Его величали «высочеством», он звал госпожу Сагредо «своей принцессой». Господин Д.Р. пробовал уговорить и меня нанести ему визит, но я отвечал, что высказался уже достаточно и не намерен теперь, набравшись храбрости либо низости, противоречить сам себе. Если бы у кого-нибудь нашелся французский альманах из тех, что содержат генеалогии всех именитых родов Франции, обман бы немедля раскрылся; но ни у кого его не случилось, даже у самого французского консула, болвана, кстати, первостатейного. Не прошло и недели после метаморфозы безумца, как он стал появляться в свете. Обедал и ужинал он у генерала, и каждый вечер бывал в обществе, но неизменно напивался допьяна и засыпал. Невзирая на это, его по-прежнему почитали за принца: во-первых, потому что он без всякой опаски ожидал ответа, который генерал, писавший в Венецию, должен был получить на свое письмо; во-вторых, потому что требовал от епископата примерно наказать священника, нарушившего тайну исповеди и разгласившего его секрет. Священник уже сидел в тюрьме, и не во власти генерала было защитить его.

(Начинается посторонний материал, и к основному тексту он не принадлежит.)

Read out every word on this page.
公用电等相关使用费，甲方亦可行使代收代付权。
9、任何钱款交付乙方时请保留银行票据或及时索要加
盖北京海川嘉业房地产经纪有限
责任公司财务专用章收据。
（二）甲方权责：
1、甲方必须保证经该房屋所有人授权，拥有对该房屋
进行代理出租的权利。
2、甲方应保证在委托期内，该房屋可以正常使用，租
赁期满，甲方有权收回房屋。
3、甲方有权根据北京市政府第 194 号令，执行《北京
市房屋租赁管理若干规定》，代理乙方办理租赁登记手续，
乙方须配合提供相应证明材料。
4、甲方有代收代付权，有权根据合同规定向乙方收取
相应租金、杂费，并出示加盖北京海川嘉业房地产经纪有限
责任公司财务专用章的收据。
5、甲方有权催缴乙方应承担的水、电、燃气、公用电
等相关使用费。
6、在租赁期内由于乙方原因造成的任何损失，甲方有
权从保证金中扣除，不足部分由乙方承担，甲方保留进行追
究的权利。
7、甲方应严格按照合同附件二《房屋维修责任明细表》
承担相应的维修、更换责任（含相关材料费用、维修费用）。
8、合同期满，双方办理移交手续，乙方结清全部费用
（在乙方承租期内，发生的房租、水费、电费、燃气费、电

Все высшие офицеры приглашали самозванца на обед; один господин Д.Р. все не решался этого сделать, ибо госпожа Ф. без околичностей объявила, что в этом случае останется обедать дома. Я еще раньше почтительно известил его, что в тот день, когда ему угодно будет пригласить принца, не смогу у него быть.

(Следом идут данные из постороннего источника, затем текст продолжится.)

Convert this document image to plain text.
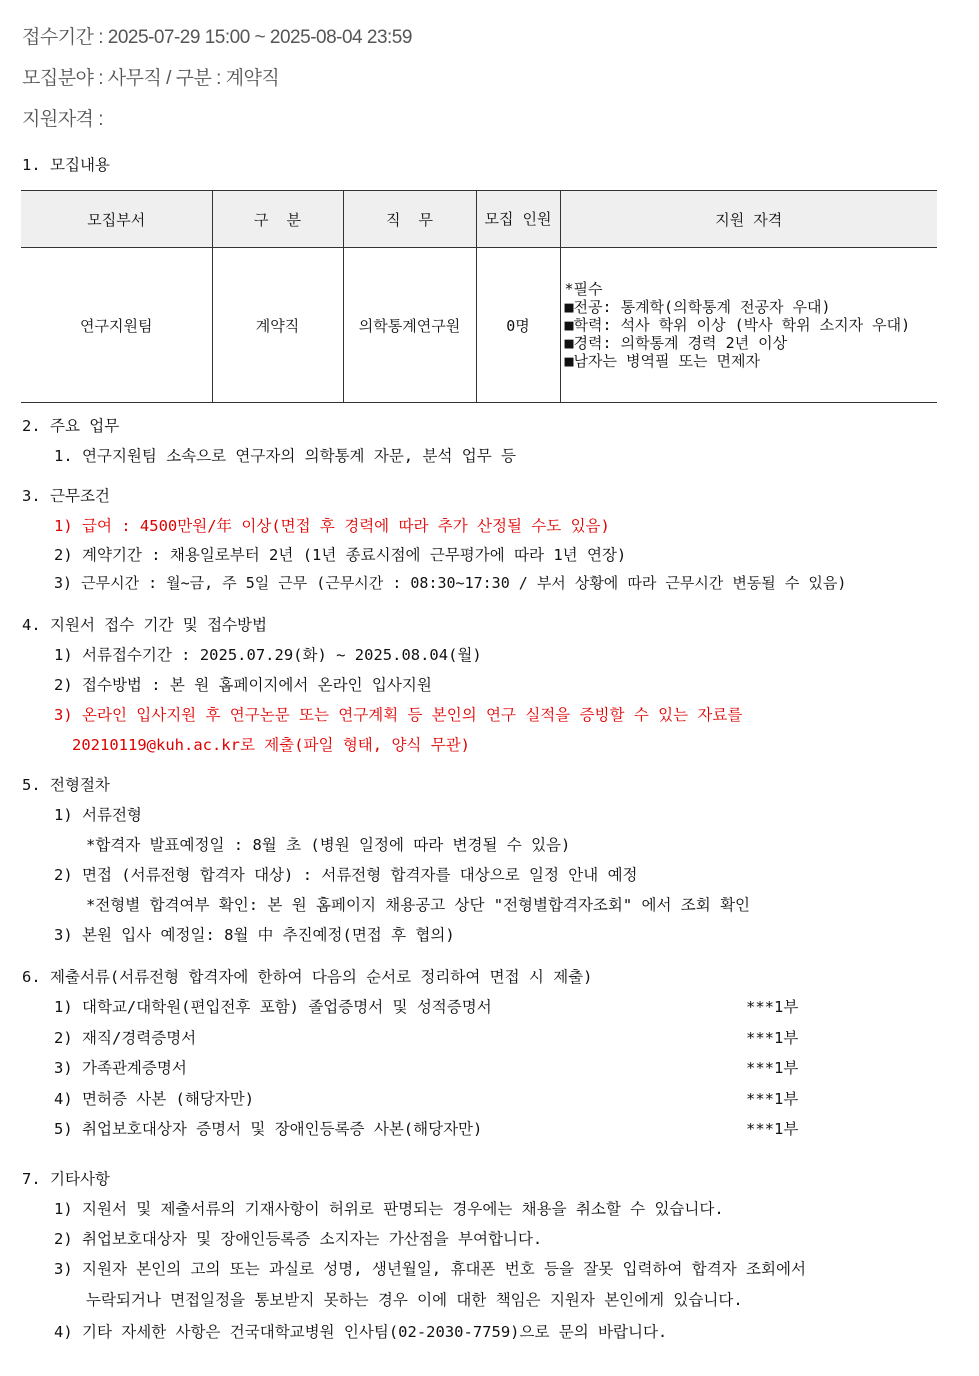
접수기간 : 2025-07-29 15:00 ~ 2025-08-04 23:59
모집분야 : 사무직 / 구분 : 계약직
지원자격 :
1. 모집내용
모집부서	구  분	직  무	모집 인원	지원 자격
연구지원팀	계약직	의학통계연구원	0명	*필수
■전공: 통계학(의학통계 전공자 우대)
■학력: 석사 학위 이상 (박사 학위 소지자 우대)
■경력: 의학통계 경력 2년 이상
■남자는 병역필 또는 면제자
2. 주요 업무
1. 연구지원팀 소속으로 연구자의 의학통계 자문, 분석 업무 등
3. 근무조건
1) 급여 : 4500만원/年 이상(면접 후 경력에 따라 추가 산정될 수도 있음)
2) 계약기간 : 채용일로부터 2년 (1년 종료시점에 근무평가에 따라 1년 연장)
3) 근무시간 : 월~금, 주 5일 근무 (근무시간 : 08:30~17:30 / 부서 상황에 따라 근무시간 변동될 수 있음)
4. 지원서 접수 기간 및 접수방법
1) 서류접수기간 : 2025.07.29(화) ~ 2025.08.04(월)
2) 접수방법 : 본 원 홈페이지에서 온라인 입사지원
3) 온라인 입사지원 후 연구논문 또는 연구계획 등 본인의 연구 실적을 증빙할 수 있는 자료를
20210119@kuh.ac.kr로 제출(파일 형태, 양식 무관)
5. 전형절차
1) 서류전형
*합격자 발표예정일 : 8월 초 (병원 일정에 따라 변경될 수 있음)
2) 면접 (서류전형 합격자 대상) : 서류전형 합격자를 대상으로 일정 안내 예정
*전형별 합격여부 확인: 본 원 홈페이지 채용공고 상단 "전형별합격자조회" 에서 조회 확인
3) 본원 입사 예정일: 8월 中 추진예정(면접 후 협의)
6. 제출서류(서류전형 합격자에 한하여 다음의 순서로 정리하여 면접 시 제출)
1) 대학교/대학원(편입전후 포함) 졸업증명서 및 성적증명서	***1부
2) 재직/경력증명서	***1부
3) 가족관계증명서	***1부
4) 면허증 사본 (해당자만)	***1부
5) 취업보호대상자 증명서 및 장애인등록증 사본(해당자만)	***1부
7. 기타사항
1) 지원서 및 제출서류의 기재사항이 허위로 판명되는 경우에는 채용을 취소할 수 있습니다.
2) 취업보호대상자 및 장애인등록증 소지자는 가산점을 부여합니다.
3) 지원자 본인의 고의 또는 과실로 성명, 생년월일, 휴대폰 번호 등을 잘못 입력하여 합격자 조회에서
누락되거나 면접일정을 통보받지 못하는 경우 이에 대한 책임은 지원자 본인에게 있습니다.
4) 기타 자세한 사항은 건국대학교병원 인사팀(02-2030-7759)으로 문의 바랍니다.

Однажды, выйдя из старой крепости, повстречал я светлейшего на мосту, который ведет к эспланаде. Став передо мной, он с благородным негодованием упрекает меня в том, что я никак не зайду его проведать, и немало меня смешит. Посмеявшись, я отвечаю, что ему не мешало бы подумать, как унести ноги прежде, чем генерал получит ответ, узнает правду и учинит расправу, и вызываюсь помочь, сторговавшись с капитаном неаполитанского судна, чтобы тот спрятал его на борту. Вместо того чтобы принять мой дар, несчастный начинает осыпать меня бранью.

Безумец этот ухаживал за госпожой Сагредо, которая, гордясь, что французский принц признал ее превосходство над остальными дамами, обходилась с ним благосклонно. За обедом у господина Д.Р., где собралось большое общество, она спросила, отчего я советовал принцу бежать.

– Он сам поведал мне о том, дивясь упорству, с каким вы почитаете его за обманщика, – сказала она.

– Я дал ему этот совет, сударыня, ибо у меня доброе сердце и здравый рассудок.

– Стало быть, все мы, не исключая и генерала, дураки?

– Подобный вывод был бы несправедлив, сударыня. Если чье-то мнение противно мнению другого, это отнюдь не означает, что кто-то из двоих дурак. Быть может, через восемь-десять дней я сочту, что заблуждался, но оттого не стану полагать себя глупей других. Однако же для дамы столь умной, как вы, не составит труда различить в этом человеке принца или крестьянина по манерам его и образованности. Хорошо ли он танцует?

– Он не умеет сделать и шагу; но он презирает танцы и говорит, что не хотел им учиться.

– Учтив ли он за столом?

– Бесцеремонен: не желает, чтобы ему переменили тарелку; ест из общего блюда своей собственной ложкой; не умеет сдержать отрыжки; зевает и встает первым, когда ему заблагорассудится. Ничего удивительного: он дурно воспитан.

– Но, несмотря на это, весьма обходителен – так мне кажется. Он чистоплотен?

– Отнюдь нет; но он еще не вполне обзавелся бельем.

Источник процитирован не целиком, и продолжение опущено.